Article December 1, 2012
Latent Profiles of Problem Behavior within Learning, Peer, and Teacher Contexts: Identifying Subgroups of Children at Academic Risk across the Preschool Year
Bulotsky-Shearer, R. J., Bell E. R., and Domínguez X. (2012). Latent profiles of problem behavior within learning, peer, and teacher contexts: Identifying subgroups of children at academic risk across the preschool year. Journal of School Psychology 50(6) 775-798.

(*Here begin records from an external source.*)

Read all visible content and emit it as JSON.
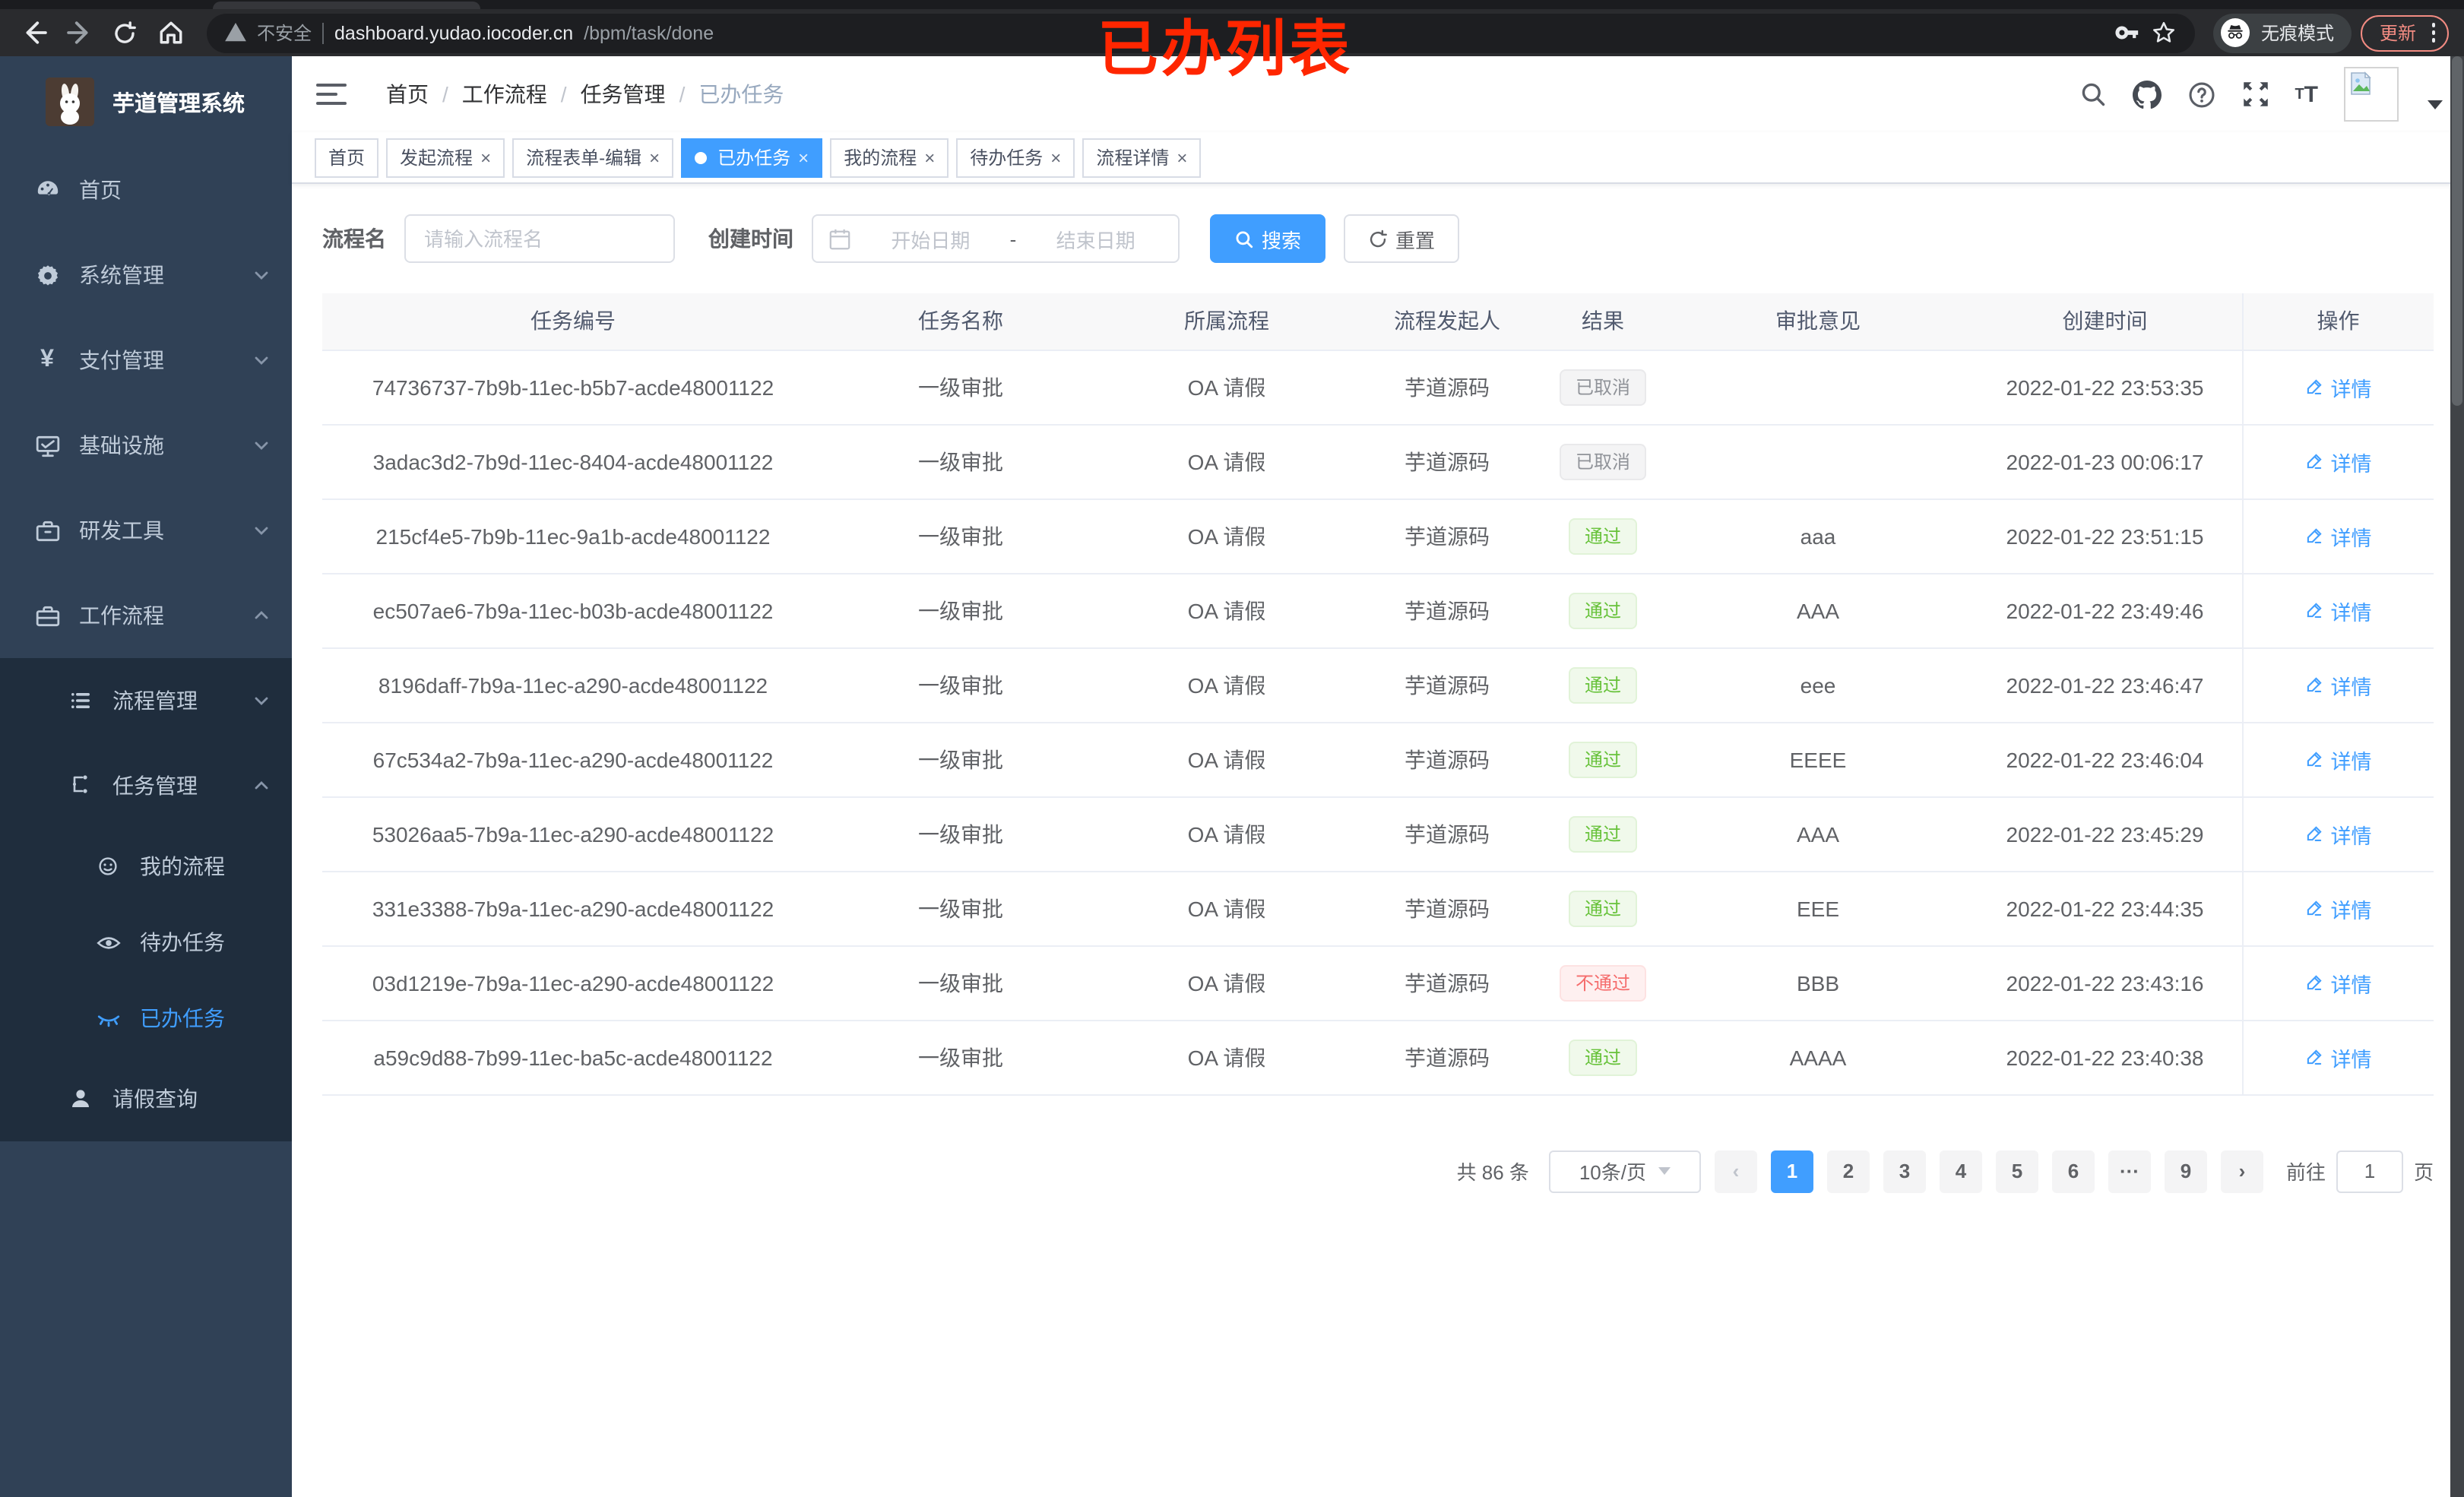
{
  "annotation": {
    "text": "已办列表",
    "color": "#ff2600"
  },
  "browser": {
    "security_label": "不安全",
    "url_host": "dashboard.yudao.iocoder.cn",
    "url_path": "/bpm/task/done",
    "incognito_label": "无痕模式",
    "update_label": "更新"
  },
  "sidebar": {
    "app_title": "芋道管理系统",
    "items": [
      {
        "label": "首页"
      },
      {
        "label": "系统管理"
      },
      {
        "label": "支付管理"
      },
      {
        "label": "基础设施"
      },
      {
        "label": "研发工具"
      },
      {
        "label": "工作流程"
      }
    ],
    "sub_items": [
      {
        "label": "流程管理"
      },
      {
        "label": "任务管理"
      }
    ],
    "task_items": [
      {
        "label": "我的流程"
      },
      {
        "label": "待办任务"
      },
      {
        "label": "已办任务"
      }
    ],
    "leave_label": "请假查询"
  },
  "header": {
    "breadcrumb": [
      "首页",
      "工作流程",
      "任务管理",
      "已办任务"
    ]
  },
  "tabs": [
    {
      "label": "首页",
      "class": "tag"
    },
    {
      "label": "发起流程",
      "class": "tag"
    },
    {
      "label": "流程表单-编辑",
      "class": "tag"
    },
    {
      "label": "已办任务",
      "class": "tag active"
    },
    {
      "label": "我的流程",
      "class": "tag"
    },
    {
      "label": "待办任务",
      "class": "tag"
    },
    {
      "label": "流程详情",
      "class": "tag"
    }
  ],
  "filters": {
    "process_name_label": "流程名",
    "process_name_placeholder": "请输入流程名",
    "create_time_label": "创建时间",
    "date_start_placeholder": "开始日期",
    "date_separator": "-",
    "date_end_placeholder": "结束日期",
    "search_label": "搜索",
    "reset_label": "重置"
  },
  "table": {
    "columns": [
      "任务编号",
      "任务名称",
      "所属流程",
      "流程发起人",
      "结果",
      "审批意见",
      "创建时间",
      "操作"
    ],
    "action_label": "详情",
    "rows": [
      {
        "id": "74736737-7b9b-11ec-b5b7-acde48001122",
        "name": "一级审批",
        "process": "OA 请假",
        "starter": "芋道源码",
        "result": "已取消",
        "result_class": "badge cancel",
        "opinion": "",
        "created": "2022-01-22 23:53:35"
      },
      {
        "id": "3adac3d2-7b9d-11ec-8404-acde48001122",
        "name": "一级审批",
        "process": "OA 请假",
        "starter": "芋道源码",
        "result": "已取消",
        "result_class": "badge cancel",
        "opinion": "",
        "created": "2022-01-23 00:06:17"
      },
      {
        "id": "215cf4e5-7b9b-11ec-9a1b-acde48001122",
        "name": "一级审批",
        "process": "OA 请假",
        "starter": "芋道源码",
        "result": "通过",
        "result_class": "badge pass",
        "opinion": "aaa",
        "created": "2022-01-22 23:51:15"
      },
      {
        "id": "ec507ae6-7b9a-11ec-b03b-acde48001122",
        "name": "一级审批",
        "process": "OA 请假",
        "starter": "芋道源码",
        "result": "通过",
        "result_class": "badge pass",
        "opinion": "AAA",
        "created": "2022-01-22 23:49:46"
      },
      {
        "id": "8196daff-7b9a-11ec-a290-acde48001122",
        "name": "一级审批",
        "process": "OA 请假",
        "starter": "芋道源码",
        "result": "通过",
        "result_class": "badge pass",
        "opinion": "eee",
        "created": "2022-01-22 23:46:47"
      },
      {
        "id": "67c534a2-7b9a-11ec-a290-acde48001122",
        "name": "一级审批",
        "process": "OA 请假",
        "starter": "芋道源码",
        "result": "通过",
        "result_class": "badge pass",
        "opinion": "EEEE",
        "created": "2022-01-22 23:46:04"
      },
      {
        "id": "53026aa5-7b9a-11ec-a290-acde48001122",
        "name": "一级审批",
        "process": "OA 请假",
        "starter": "芋道源码",
        "result": "通过",
        "result_class": "badge pass",
        "opinion": "AAA",
        "created": "2022-01-22 23:45:29"
      },
      {
        "id": "331e3388-7b9a-11ec-a290-acde48001122",
        "name": "一级审批",
        "process": "OA 请假",
        "starter": "芋道源码",
        "result": "通过",
        "result_class": "badge pass",
        "opinion": "EEE",
        "created": "2022-01-22 23:44:35"
      },
      {
        "id": "03d1219e-7b9a-11ec-a290-acde48001122",
        "name": "一级审批",
        "process": "OA 请假",
        "starter": "芋道源码",
        "result": "不通过",
        "result_class": "badge fail",
        "opinion": "BBB",
        "created": "2022-01-22 23:43:16"
      },
      {
        "id": "a59c9d88-7b99-11ec-ba5c-acde48001122",
        "name": "一级审批",
        "process": "OA 请假",
        "starter": "芋道源码",
        "result": "通过",
        "result_class": "badge pass",
        "opinion": "AAAA",
        "created": "2022-01-22 23:40:38"
      }
    ]
  },
  "pagination": {
    "total_text": "共 86 条",
    "page_size": "10条/页",
    "prev_glyph": "‹",
    "next_glyph": "›",
    "pages": [
      {
        "label": "1",
        "class": "page active"
      },
      {
        "label": "2",
        "class": "page"
      },
      {
        "label": "3",
        "class": "page"
      },
      {
        "label": "4",
        "class": "page"
      },
      {
        "label": "5",
        "class": "page"
      },
      {
        "label": "6",
        "class": "page"
      },
      {
        "label": "···",
        "class": "page"
      },
      {
        "label": "9",
        "class": "page"
      }
    ],
    "goto_label": "前往",
    "goto_value": "1",
    "page_unit": "页"
  },
  "colors": {
    "accent": "#409eff",
    "success": "#67c23a",
    "danger": "#f56c6c",
    "info": "#909399",
    "sidebar_bg": "#304156",
    "submenu_bg": "#1f2d3d",
    "annotation_red": "#ff2600",
    "update_salmon": "#f28b82"
  }
}
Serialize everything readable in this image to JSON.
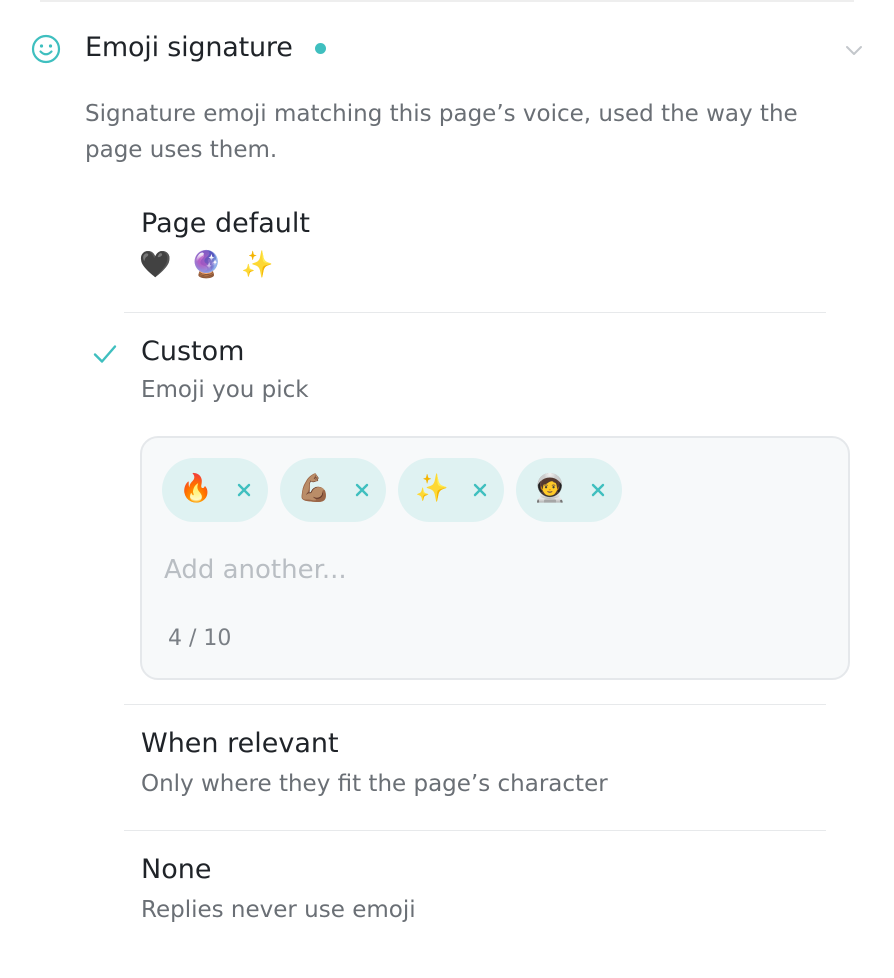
{
  "section": {
    "icon": "smile-icon",
    "title": "Emoji signature",
    "status_color": "#3fbfbf",
    "chevron": "chevron-down-icon",
    "description": "Signature emoji matching this page’s voice, used the way the page uses them."
  },
  "options": [
    {
      "id": "page-default",
      "label": "Page default",
      "emojis": [
        "🖤",
        "🔮",
        "✨"
      ],
      "selected": false
    },
    {
      "id": "custom",
      "label": "Custom",
      "description": "Emoji you pick",
      "selected": true,
      "chips": [
        {
          "emoji": "🔥",
          "remove_icon": "close-icon"
        },
        {
          "emoji": "💪🏽",
          "remove_icon": "close-icon"
        },
        {
          "emoji": "✨",
          "remove_icon": "close-icon"
        },
        {
          "emoji": "🧑‍🚀",
          "remove_icon": "close-icon"
        }
      ],
      "input_placeholder": "Add another...",
      "input_value": "",
      "counter": "4 / 10"
    },
    {
      "id": "when-relevant",
      "label": "When relevant",
      "description": "Only where they fit the page’s character",
      "selected": false
    },
    {
      "id": "none",
      "label": "None",
      "description": "Replies never use emoji",
      "selected": false
    }
  ],
  "colors": {
    "accent": "#3fbfbf",
    "chip_background": "#dff2f2",
    "box_background": "#f7f9fa",
    "muted_text": "#6a6f75"
  }
}
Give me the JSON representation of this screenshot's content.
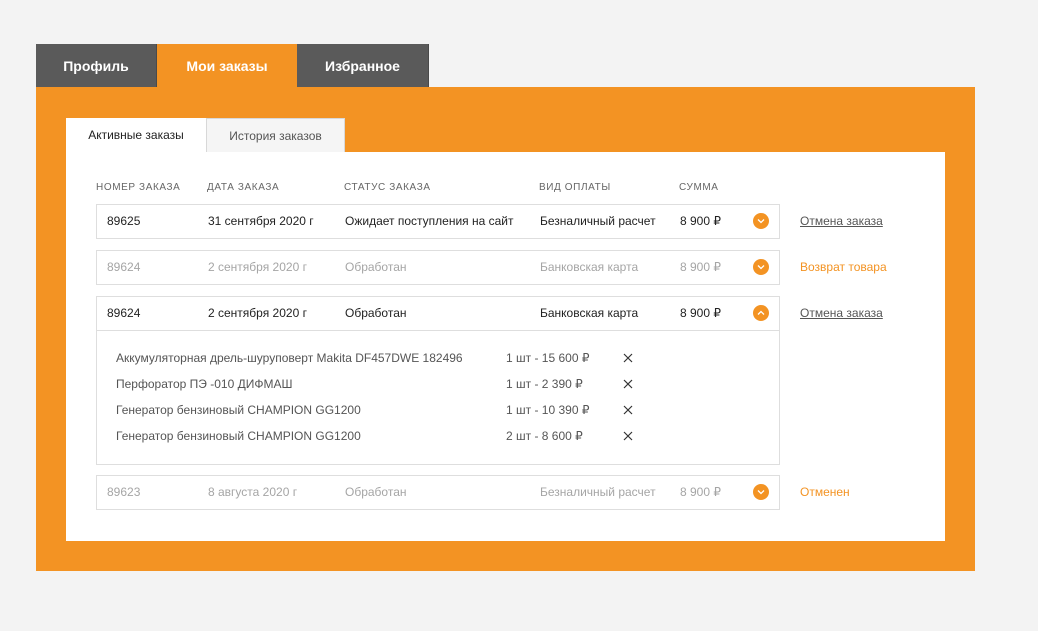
{
  "tabs": [
    {
      "label": "Профиль"
    },
    {
      "label": "Мои заказы"
    },
    {
      "label": "Избранное"
    }
  ],
  "subtabs": [
    {
      "label": "Активные заказы"
    },
    {
      "label": "История заказов"
    }
  ],
  "columns": {
    "number": "НОМЕР ЗАКАЗА",
    "date": "ДАТА ЗАКАЗА",
    "status": "СТАТУС ЗАКАЗА",
    "payment": "ВИД ОПЛАТЫ",
    "sum": "СУММА"
  },
  "orders": [
    {
      "number": "89625",
      "date": "31 сентября 2020 г",
      "status": "Ожидает поступления на сайт",
      "payment": "Безналичный расчет",
      "sum": "8 900 ₽",
      "action": "Отмена заказа"
    },
    {
      "number": "89624",
      "date": "2 сентября 2020 г",
      "status": "Обработан",
      "payment": "Банковская карта",
      "sum": "8 900 ₽",
      "action": "Возврат товара"
    },
    {
      "number": "89624",
      "date": "2 сентября 2020 г",
      "status": "Обработан",
      "payment": "Банковская карта",
      "sum": "8 900 ₽",
      "action": "Отмена заказа",
      "items": [
        {
          "name": "Аккумуляторная дрель-шуруповерт Makita DF457DWE  182496",
          "qty": "1 шт - 15 600 ₽"
        },
        {
          "name": "Перфоратор ПЭ -010 ДИФМАШ",
          "qty": "1 шт - 2 390 ₽"
        },
        {
          "name": "Генератор бензиновый CHAMPION GG1200",
          "qty": "1 шт - 10 390 ₽"
        },
        {
          "name": "Генератор бензиновый CHAMPION GG1200",
          "qty": "2 шт - 8 600 ₽"
        }
      ]
    },
    {
      "number": "89623",
      "date": "8 августа 2020 г",
      "status": "Обработан",
      "payment": "Безналичный расчет",
      "sum": "8 900 ₽",
      "action": "Отменен"
    }
  ],
  "icons": {
    "expand": "chevron-down-icon",
    "collapse": "chevron-up-icon",
    "remove": "close-icon"
  },
  "colors": {
    "accent": "#f39323",
    "tab_dark": "#5a5a5a",
    "background": "#f3f3f3"
  }
}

Employing a developmental and ecological model, the study identified initial levels and rates of change in academic skills for subgroups of preschool children exhibiting problem behavior within routine classroom situations. Six distinct latent profile types of emotional and behavioral adjustment were identified for a cohort of low-income children early in the preschool year (N=4417). Profile types provided a descriptive picture of patterns of classroom externalizing, internalizing, and situational adjustment problems common to subgroups of children early in the preschool year. The largest profile type included children who exhibited low problem behavior and were characterized as well-adjusted to the preschool classroom early in the year. The other profile types were characterized by distinct combinations of elevated internalizing, externalizing, and situational problem behavior. Multinomial logistic regression identified younger children and boys at increased risk for classification in problem types, relative to the well-adjusted type. Latent growth models indicated that children classified within the extremely socially and academically disengaged profile type, started and ended the year with the lowest academic skills, relative to all other types. Implications for future research, policy, and practice are discussed.